Solve $\int\frac{8x+9}{(2x+1)^3}\,dx$.

Question

Do I split $\displaystyle\int\frac{8x+9}{(2x+1)^3}\,dx$ into partial fractions? Or do I use $(2x+1)^{-3}$ by itself? Not sure what to do. Please advice.

The answer given is $\dfrac{-16x+13}{4(2x+1)^2} +C$

Answer 1

You can simply use $u=2x+1$ and you will get a sum of simple powers that you can integrate with ease.

Answer 2

Hint $$\frac{8x+9}{(2x+1)^3} = \frac{4(2x+1)}{(2x+1)^3}+\frac5{(2x+1)^3} = \frac{4}{(2x+1)^2}+\frac5{(2x+1)^3}$$

Answer 3

Partial fractions is overkill for this problem.

Substitute $u = 2x+1$ to get $\displaystyle\int\dfrac{8x+9}{(2x+1)^3}\,dx = \int\dfrac{4u+5}{u^3}\dfrac{du}{2} = \dfrac{1}{2}\int\left(\dfrac{4}{u^2}+\dfrac{5}{u^3}\right)\,du$.

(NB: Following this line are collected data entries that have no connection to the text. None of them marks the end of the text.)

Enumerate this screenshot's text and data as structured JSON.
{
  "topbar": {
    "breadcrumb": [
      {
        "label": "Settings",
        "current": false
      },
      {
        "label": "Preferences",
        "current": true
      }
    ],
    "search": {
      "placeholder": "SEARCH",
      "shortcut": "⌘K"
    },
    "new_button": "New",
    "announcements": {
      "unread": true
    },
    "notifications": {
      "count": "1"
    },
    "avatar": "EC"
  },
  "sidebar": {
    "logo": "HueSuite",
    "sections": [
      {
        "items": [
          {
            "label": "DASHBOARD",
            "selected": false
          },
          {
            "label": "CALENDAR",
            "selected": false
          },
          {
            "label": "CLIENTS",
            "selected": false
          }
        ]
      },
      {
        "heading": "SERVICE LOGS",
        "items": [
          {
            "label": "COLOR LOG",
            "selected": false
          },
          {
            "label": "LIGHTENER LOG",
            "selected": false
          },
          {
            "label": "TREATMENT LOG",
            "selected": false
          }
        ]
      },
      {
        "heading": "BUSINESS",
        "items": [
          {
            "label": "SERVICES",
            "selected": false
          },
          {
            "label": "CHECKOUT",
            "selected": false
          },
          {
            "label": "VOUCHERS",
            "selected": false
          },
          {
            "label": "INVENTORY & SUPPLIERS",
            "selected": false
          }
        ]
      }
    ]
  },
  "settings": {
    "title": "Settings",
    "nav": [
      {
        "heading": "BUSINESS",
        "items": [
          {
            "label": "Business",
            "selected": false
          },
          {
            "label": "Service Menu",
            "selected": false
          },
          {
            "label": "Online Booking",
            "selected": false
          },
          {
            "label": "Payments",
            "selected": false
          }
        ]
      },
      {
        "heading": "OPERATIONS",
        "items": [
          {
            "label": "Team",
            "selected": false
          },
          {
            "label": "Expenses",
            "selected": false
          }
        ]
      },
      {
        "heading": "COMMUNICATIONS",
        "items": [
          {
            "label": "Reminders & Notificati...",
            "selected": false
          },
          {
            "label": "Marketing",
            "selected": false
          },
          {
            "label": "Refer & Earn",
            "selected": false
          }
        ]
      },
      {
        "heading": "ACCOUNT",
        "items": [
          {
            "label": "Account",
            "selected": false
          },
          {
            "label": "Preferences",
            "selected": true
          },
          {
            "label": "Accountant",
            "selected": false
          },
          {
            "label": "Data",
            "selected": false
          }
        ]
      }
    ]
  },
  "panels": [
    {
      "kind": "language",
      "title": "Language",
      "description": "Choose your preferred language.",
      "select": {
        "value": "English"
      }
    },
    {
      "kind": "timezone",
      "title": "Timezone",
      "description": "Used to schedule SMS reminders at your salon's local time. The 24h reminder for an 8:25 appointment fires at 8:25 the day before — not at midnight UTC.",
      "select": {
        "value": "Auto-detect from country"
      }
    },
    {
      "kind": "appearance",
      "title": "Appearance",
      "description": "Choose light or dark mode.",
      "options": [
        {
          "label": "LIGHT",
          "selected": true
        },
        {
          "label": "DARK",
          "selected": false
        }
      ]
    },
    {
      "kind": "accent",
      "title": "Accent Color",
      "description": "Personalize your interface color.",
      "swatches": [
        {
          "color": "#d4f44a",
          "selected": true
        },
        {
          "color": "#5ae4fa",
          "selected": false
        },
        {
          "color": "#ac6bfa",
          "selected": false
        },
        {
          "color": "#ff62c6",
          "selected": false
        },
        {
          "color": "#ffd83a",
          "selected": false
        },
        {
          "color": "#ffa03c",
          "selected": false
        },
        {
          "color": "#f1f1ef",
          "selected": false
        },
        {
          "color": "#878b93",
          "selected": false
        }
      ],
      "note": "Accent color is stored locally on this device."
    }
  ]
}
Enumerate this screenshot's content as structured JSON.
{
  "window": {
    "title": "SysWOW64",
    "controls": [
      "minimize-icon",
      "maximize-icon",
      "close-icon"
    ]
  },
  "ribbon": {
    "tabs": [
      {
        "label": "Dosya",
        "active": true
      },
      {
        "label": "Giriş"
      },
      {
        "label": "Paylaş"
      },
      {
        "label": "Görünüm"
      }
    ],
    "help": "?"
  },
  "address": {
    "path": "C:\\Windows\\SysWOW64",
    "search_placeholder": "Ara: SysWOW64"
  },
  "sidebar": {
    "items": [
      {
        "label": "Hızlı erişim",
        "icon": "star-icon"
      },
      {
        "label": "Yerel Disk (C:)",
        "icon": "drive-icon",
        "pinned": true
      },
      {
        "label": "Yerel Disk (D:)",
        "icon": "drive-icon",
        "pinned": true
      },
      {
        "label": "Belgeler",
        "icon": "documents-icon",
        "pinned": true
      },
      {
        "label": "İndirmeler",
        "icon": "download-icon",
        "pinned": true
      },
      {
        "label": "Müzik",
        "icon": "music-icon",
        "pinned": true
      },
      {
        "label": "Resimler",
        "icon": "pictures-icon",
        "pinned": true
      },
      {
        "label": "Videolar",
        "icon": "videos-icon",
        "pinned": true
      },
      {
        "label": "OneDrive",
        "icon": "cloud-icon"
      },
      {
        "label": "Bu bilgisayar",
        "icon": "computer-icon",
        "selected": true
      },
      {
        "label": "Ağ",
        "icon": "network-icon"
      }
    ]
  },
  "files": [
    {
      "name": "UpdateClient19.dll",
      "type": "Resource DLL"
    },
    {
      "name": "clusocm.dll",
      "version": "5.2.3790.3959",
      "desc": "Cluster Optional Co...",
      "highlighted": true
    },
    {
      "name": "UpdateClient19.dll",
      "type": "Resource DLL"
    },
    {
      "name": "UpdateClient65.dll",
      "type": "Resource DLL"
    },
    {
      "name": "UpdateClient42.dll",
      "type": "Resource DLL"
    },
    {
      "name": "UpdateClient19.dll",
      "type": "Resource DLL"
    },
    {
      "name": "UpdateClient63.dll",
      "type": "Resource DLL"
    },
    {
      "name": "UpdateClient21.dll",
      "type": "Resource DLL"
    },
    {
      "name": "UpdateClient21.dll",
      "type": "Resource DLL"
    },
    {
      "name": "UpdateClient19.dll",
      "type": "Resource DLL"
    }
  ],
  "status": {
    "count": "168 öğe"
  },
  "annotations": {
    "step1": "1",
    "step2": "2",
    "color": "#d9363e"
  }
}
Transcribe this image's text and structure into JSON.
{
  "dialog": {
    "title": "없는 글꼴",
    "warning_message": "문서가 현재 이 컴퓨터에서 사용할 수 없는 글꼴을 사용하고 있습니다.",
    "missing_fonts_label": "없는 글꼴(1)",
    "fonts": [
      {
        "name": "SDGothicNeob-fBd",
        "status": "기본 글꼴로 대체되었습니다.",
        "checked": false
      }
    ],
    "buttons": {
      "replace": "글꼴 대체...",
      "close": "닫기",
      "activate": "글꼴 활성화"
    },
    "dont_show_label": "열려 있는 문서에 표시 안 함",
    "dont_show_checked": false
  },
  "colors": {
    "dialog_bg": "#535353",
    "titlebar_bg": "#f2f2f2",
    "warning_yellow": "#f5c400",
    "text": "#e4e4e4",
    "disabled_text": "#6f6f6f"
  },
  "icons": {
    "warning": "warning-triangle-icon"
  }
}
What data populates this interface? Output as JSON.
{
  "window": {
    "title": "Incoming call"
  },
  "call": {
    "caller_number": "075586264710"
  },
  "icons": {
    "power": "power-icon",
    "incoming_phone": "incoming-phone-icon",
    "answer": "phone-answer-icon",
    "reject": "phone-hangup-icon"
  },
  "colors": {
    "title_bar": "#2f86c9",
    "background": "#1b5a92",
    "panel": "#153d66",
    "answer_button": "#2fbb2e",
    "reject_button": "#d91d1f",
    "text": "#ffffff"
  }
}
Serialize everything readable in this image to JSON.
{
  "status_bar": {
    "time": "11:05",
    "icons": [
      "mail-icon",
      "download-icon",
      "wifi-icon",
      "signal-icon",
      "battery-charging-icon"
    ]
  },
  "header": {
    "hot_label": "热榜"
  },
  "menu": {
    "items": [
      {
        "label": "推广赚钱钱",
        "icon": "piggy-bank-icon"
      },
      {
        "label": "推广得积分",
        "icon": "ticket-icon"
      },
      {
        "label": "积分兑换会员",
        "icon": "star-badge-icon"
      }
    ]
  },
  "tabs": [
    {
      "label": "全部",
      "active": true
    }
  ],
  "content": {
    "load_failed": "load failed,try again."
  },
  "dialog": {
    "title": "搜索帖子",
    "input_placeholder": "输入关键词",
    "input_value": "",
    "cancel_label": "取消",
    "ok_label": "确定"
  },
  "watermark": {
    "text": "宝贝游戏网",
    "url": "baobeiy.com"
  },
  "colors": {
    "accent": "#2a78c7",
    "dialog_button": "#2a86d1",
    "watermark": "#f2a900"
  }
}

This is easy to handle using the power rule.

Remark: Simplifying $\dfrac{4u+5}{u^3} = \dfrac{4u}{u^3}+\dfrac{5}{u^3} = \dfrac{4}{u^2}+\dfrac{5}{u^3}$ is essentially equivalant to what you would have gotten by using partial fractions.

Answer 4

write the numerator of the integrand as $$8x+4+5=4(2x+1)+5$$ then we have $$4\int\frac{dx}{(2x+1)^2}dx+5\int\frac{dx}{(2x+1)^3}dx$$ now you can set $$u=2x+1$$ and proceed.